Note that data can be "normalized" and still be unusable because of poor identifier selection. It is important that people straight out of academia understand the goal is usable data, and that "normalizing" the database schema is only one aspect of this.

Translating Tags: Type tags, such as for vitals and labs, often need to be translated before they can drive reports and care decisions. For example, "wt-pnds" in the source data might need to be translated to a standard name for your project, such as "WEIGHT_POUNDS."

Derived Data: Data keys for diagnoses and procedures often need to be grouped to be useful. For example, a project might require a list of all patients with a diagnosis which counts as diabetes.

Also, "concepts" mostly will contain derived data, such as:

  • age_years: int
  • a1c_value_last: float
  • a1c_value_max: float
  • a1c_date_last: date
  • dx_dm_present: char values of 'Y'/'N'
"Concepts" will also contain copies of some normalized data, such as date of birth.

Forms of Results: There are many forms that the final output may take. Reports and interactive applications may help organizations improve population management. Reports may go to the government. Some of the most important output is for the development team and project stakeholders to perform QA.

Attitude: People join tech projects with a wide variety of expectations and beliefs. In healthcare data projects, it is important to understand that source data will be low quality and the storage and processing will often become complex. People must focus on the basics. Like most tech projects, becoming side-tracked with complex libraries and "creative ideas" prevents team members from realizing that a project is rapidly becoming a mess.

To provide high quality results, a lot of time is necessary to study the source data and choose the best sources available. The client may need to be prompted to clean-up inconsistencies and junk.

The work is primarily organizing and validating information. Having access to large data sets makes new project members dream of complex statistics and slick processing code. In reality, the data structures in a project can quickly grow until they are out of control. Limiting and managing complexity should be the focus, not fancy functionality.

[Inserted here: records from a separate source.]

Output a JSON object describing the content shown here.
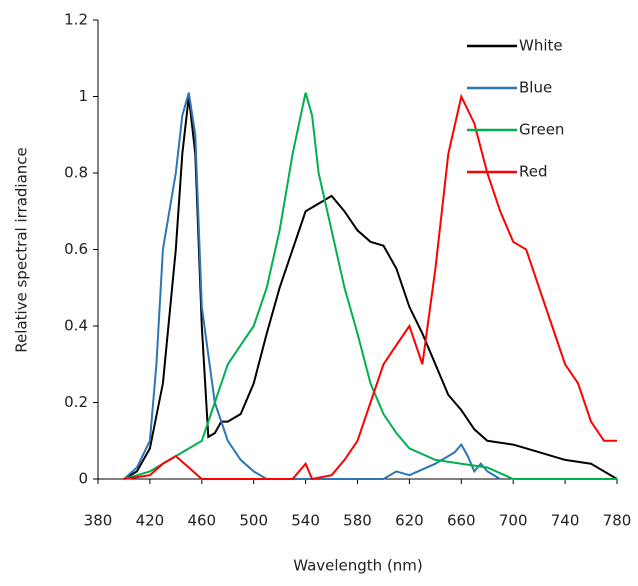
{
  "chart_data": {
    "type": "line",
    "xlabel": "Wavelength (nm)",
    "ylabel": "Relative spectral irradiance",
    "xlim": [
      380,
      780
    ],
    "xticks": [
      380,
      420,
      460,
      500,
      540,
      580,
      620,
      660,
      700,
      740,
      780
    ],
    "ylim": [
      0,
      1.2
    ],
    "yticks": [
      0,
      0.2,
      0.4,
      0.6,
      0.8,
      1,
      1.2
    ],
    "legend": "upper right",
    "series": [
      {
        "name": "White",
        "color": "#000000",
        "x": [
          400,
          410,
          420,
          430,
          440,
          445,
          450,
          455,
          460,
          465,
          470,
          475,
          480,
          490,
          500,
          510,
          520,
          530,
          540,
          550,
          560,
          570,
          580,
          590,
          600,
          610,
          620,
          630,
          640,
          650,
          660,
          670,
          680,
          700,
          720,
          740,
          760,
          780
        ],
        "values": [
          0,
          0.02,
          0.08,
          0.25,
          0.6,
          0.85,
          1.0,
          0.85,
          0.4,
          0.11,
          0.12,
          0.15,
          0.15,
          0.17,
          0.25,
          0.38,
          0.5,
          0.6,
          0.7,
          0.72,
          0.74,
          0.7,
          0.65,
          0.62,
          0.61,
          0.55,
          0.45,
          0.38,
          0.3,
          0.22,
          0.18,
          0.13,
          0.1,
          0.09,
          0.07,
          0.05,
          0.04,
          0
        ]
      },
      {
        "name": "Blue",
        "color": "#2e75b6",
        "x": [
          400,
          410,
          420,
          425,
          430,
          440,
          445,
          450,
          455,
          460,
          470,
          480,
          490,
          500,
          510,
          600,
          610,
          620,
          640,
          655,
          660,
          665,
          670,
          675,
          680,
          690
        ],
        "values": [
          0,
          0.03,
          0.1,
          0.3,
          0.6,
          0.8,
          0.95,
          1.01,
          0.9,
          0.45,
          0.2,
          0.1,
          0.05,
          0.02,
          0,
          0,
          0.02,
          0.01,
          0.04,
          0.07,
          0.09,
          0.06,
          0.02,
          0.04,
          0.02,
          0
        ]
      },
      {
        "name": "Green",
        "color": "#00b050",
        "x": [
          400,
          420,
          440,
          460,
          470,
          480,
          490,
          500,
          510,
          520,
          530,
          540,
          545,
          550,
          560,
          570,
          580,
          590,
          600,
          610,
          620,
          640,
          660,
          680,
          700,
          780
        ],
        "values": [
          0,
          0.02,
          0.06,
          0.1,
          0.2,
          0.3,
          0.35,
          0.4,
          0.5,
          0.65,
          0.85,
          1.01,
          0.95,
          0.8,
          0.65,
          0.5,
          0.38,
          0.25,
          0.17,
          0.12,
          0.08,
          0.05,
          0.04,
          0.03,
          0,
          0
        ]
      },
      {
        "name": "Red",
        "color": "#ff0000",
        "x": [
          400,
          420,
          430,
          440,
          450,
          460,
          530,
          540,
          545,
          560,
          570,
          580,
          590,
          600,
          610,
          620,
          630,
          640,
          650,
          660,
          670,
          680,
          690,
          700,
          710,
          720,
          730,
          740,
          750,
          760,
          770,
          780
        ],
        "values": [
          0,
          0.01,
          0.04,
          0.06,
          0.03,
          0,
          0,
          0.04,
          0,
          0.01,
          0.05,
          0.1,
          0.2,
          0.3,
          0.35,
          0.4,
          0.3,
          0.55,
          0.85,
          1.0,
          0.93,
          0.8,
          0.7,
          0.62,
          0.6,
          0.5,
          0.4,
          0.3,
          0.25,
          0.15,
          0.1,
          0.1
        ]
      }
    ]
  }
}
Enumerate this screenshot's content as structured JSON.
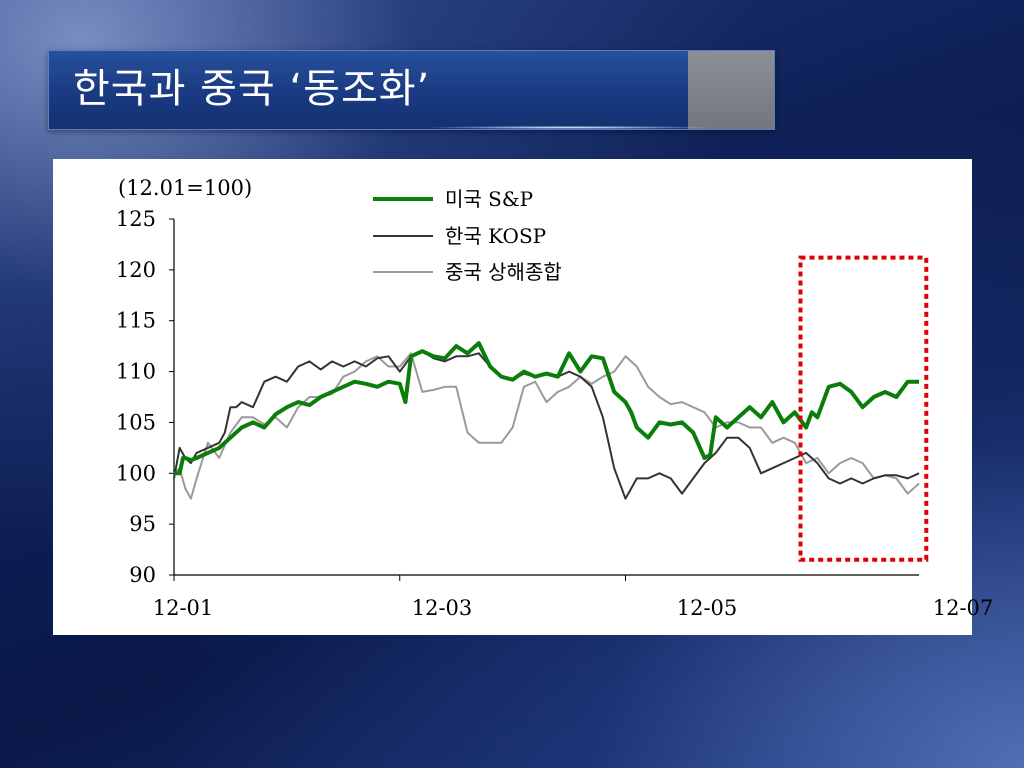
{
  "slide": {
    "title": "한국과 중국 ‘동조화’"
  },
  "chart_data": {
    "type": "line",
    "unit_note": "(12.01=100)",
    "ylim": [
      90,
      125
    ],
    "y_ticks": [
      90,
      95,
      100,
      105,
      110,
      115,
      120,
      125
    ],
    "x_ticks": [
      "12-01",
      "12-03",
      "12-05",
      "12-07"
    ],
    "xlim": [
      0,
      6.6
    ],
    "highlight_box": {
      "x_range": [
        5.55,
        6.7
      ],
      "y_range": [
        91.5,
        121.2
      ],
      "color": "#e00000"
    },
    "series": [
      {
        "name": "미국 S&P",
        "color": "#0a7d0a",
        "x": [
          0,
          0.05,
          0.08,
          0.1,
          0.15,
          0.2,
          0.3,
          0.4,
          0.5,
          0.6,
          0.7,
          0.8,
          0.9,
          1.0,
          1.1,
          1.2,
          1.3,
          1.4,
          1.5,
          1.6,
          1.7,
          1.8,
          1.9,
          2.0,
          2.05,
          2.1,
          2.2,
          2.3,
          2.4,
          2.5,
          2.6,
          2.7,
          2.8,
          2.9,
          3.0,
          3.1,
          3.2,
          3.3,
          3.4,
          3.5,
          3.6,
          3.7,
          3.8,
          3.9,
          4.0,
          4.05,
          4.1,
          4.2,
          4.3,
          4.4,
          4.5,
          4.6,
          4.7,
          4.75,
          4.8,
          4.9,
          5.0,
          5.1,
          5.2,
          5.3,
          5.4,
          5.5,
          5.6,
          5.65,
          5.7,
          5.8,
          5.9,
          6.0,
          6.1,
          6.2,
          6.3,
          6.4,
          6.5,
          6.6
        ],
        "y": [
          100,
          100,
          101.5,
          101.5,
          101.3,
          101.5,
          102,
          102.5,
          103.5,
          104.5,
          105,
          104.5,
          105.8,
          106.5,
          107,
          106.7,
          107.5,
          108,
          108.5,
          109,
          108.8,
          108.5,
          109,
          108.8,
          107,
          111.5,
          112,
          111.5,
          111.3,
          112.5,
          111.8,
          112.8,
          110.5,
          109.5,
          109.2,
          110,
          109.5,
          109.8,
          109.5,
          111.8,
          110,
          111.5,
          111.3,
          108,
          107,
          106,
          104.5,
          103.5,
          105,
          104.8,
          105,
          104,
          101.5,
          101.8,
          105.5,
          104.5,
          105.5,
          106.5,
          105.5,
          107,
          105,
          106,
          104.5,
          106,
          105.5,
          108.5,
          108.8,
          108,
          106.5,
          107.5,
          108,
          107.5,
          109,
          109
        ],
        "line_width": 4
      },
      {
        "name": "한국 KOSP",
        "color": "#333333",
        "x": [
          0,
          0.05,
          0.1,
          0.15,
          0.2,
          0.3,
          0.4,
          0.45,
          0.5,
          0.55,
          0.6,
          0.7,
          0.8,
          0.9,
          1.0,
          1.1,
          1.2,
          1.3,
          1.4,
          1.5,
          1.6,
          1.7,
          1.8,
          1.9,
          2.0,
          2.1,
          2.2,
          2.3,
          2.4,
          2.5,
          2.6,
          2.7,
          2.8,
          2.9,
          3.0,
          3.1,
          3.2,
          3.3,
          3.4,
          3.5,
          3.6,
          3.7,
          3.8,
          3.9,
          4.0,
          4.1,
          4.2,
          4.3,
          4.4,
          4.5,
          4.6,
          4.7,
          4.8,
          4.9,
          5.0,
          5.1,
          5.2,
          5.3,
          5.4,
          5.5,
          5.6,
          5.7,
          5.8,
          5.9,
          6.0,
          6.1,
          6.2,
          6.3,
          6.4,
          6.5,
          6.6
        ],
        "y": [
          99.5,
          102.5,
          101.5,
          101,
          102,
          102.5,
          103,
          104,
          106.5,
          106.5,
          107,
          106.5,
          109,
          109.5,
          109,
          110.5,
          111,
          110.2,
          111,
          110.5,
          111,
          110.5,
          111.3,
          111.5,
          110,
          111.5,
          112,
          111.3,
          111,
          111.5,
          111.5,
          111.8,
          110.5,
          109.5,
          109.2,
          109.8,
          109.5,
          109.8,
          109.5,
          110,
          109.5,
          108.5,
          105.5,
          100.5,
          97.5,
          99.5,
          99.5,
          100,
          99.5,
          98,
          99.5,
          101,
          102,
          103.5,
          103.5,
          102.5,
          100,
          100.5,
          101,
          101.5,
          102,
          101,
          99.5,
          99,
          99.5,
          99,
          99.5,
          99.8,
          99.8,
          99.5,
          100
        ]
      },
      {
        "name": "중국 상해종합",
        "color": "#9a9a9a",
        "x": [
          0,
          0.05,
          0.1,
          0.15,
          0.2,
          0.3,
          0.4,
          0.5,
          0.6,
          0.7,
          0.8,
          0.9,
          1.0,
          1.1,
          1.2,
          1.3,
          1.4,
          1.5,
          1.6,
          1.7,
          1.8,
          1.9,
          2.0,
          2.1,
          2.2,
          2.3,
          2.4,
          2.5,
          2.6,
          2.7,
          2.8,
          2.9,
          3.0,
          3.1,
          3.2,
          3.3,
          3.4,
          3.5,
          3.6,
          3.7,
          3.8,
          3.9,
          4.0,
          4.1,
          4.2,
          4.3,
          4.4,
          4.5,
          4.6,
          4.7,
          4.8,
          4.9,
          5.0,
          5.1,
          5.2,
          5.3,
          5.4,
          5.5,
          5.6,
          5.7,
          5.8,
          5.9,
          6.0,
          6.1,
          6.2,
          6.3,
          6.4,
          6.5,
          6.6
        ],
        "y": [
          100,
          100.5,
          98.5,
          97.5,
          99.5,
          103,
          101.5,
          104,
          105.5,
          105.5,
          104.8,
          105.5,
          104.5,
          106.5,
          107.5,
          107.5,
          107.8,
          109.5,
          110,
          111,
          111.5,
          110.5,
          110.5,
          111.8,
          108,
          108.2,
          108.5,
          108.5,
          104,
          103,
          103,
          103,
          104.5,
          108.5,
          109,
          107,
          108,
          108.5,
          109.5,
          108.8,
          109.5,
          110,
          111.5,
          110.5,
          108.5,
          107.5,
          106.8,
          107,
          106.5,
          106,
          104.5,
          105,
          105,
          104.5,
          104.5,
          103,
          103.5,
          103,
          101,
          101.5,
          100,
          101,
          101.5,
          101,
          99.5,
          99.8,
          99.5,
          98,
          99
        ]
      }
    ]
  }
}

While young software developers are often cowboys, many experienced people in technology work quite hard to ensure project output is of high quality. Older developers may still enjoy the technology and experiment a bit, but they really want to make valuable information available to providers and administrators. They frequently will feel strong responsibility to keep systems operational and data secure.

In software organizations and some medical environments, however, many people openly declare software developers to be "typists with a bit of technical training." They go on missions to make the technical staff members "know their place." They will attempt to retrain technical people with the belief that top-down management makes projects succeed, even when non-technical managers get involved with the details. Not in their worst nightmares can they imagine the poor quality of data and the effort needed to process it well. Such domineering people also have a habit of adding non-technical people to "assist" technical people in writing requirements. This only helps when the new project members are dedicated to creating a practical set of requirements. They must:

  • Listen to the technical staff regarding what is and what is not practical.
  • Understand that a pile of complex requirements increases confusion and the risk of project failure.
  • Have the skill and energy to organize requirements and supporting data.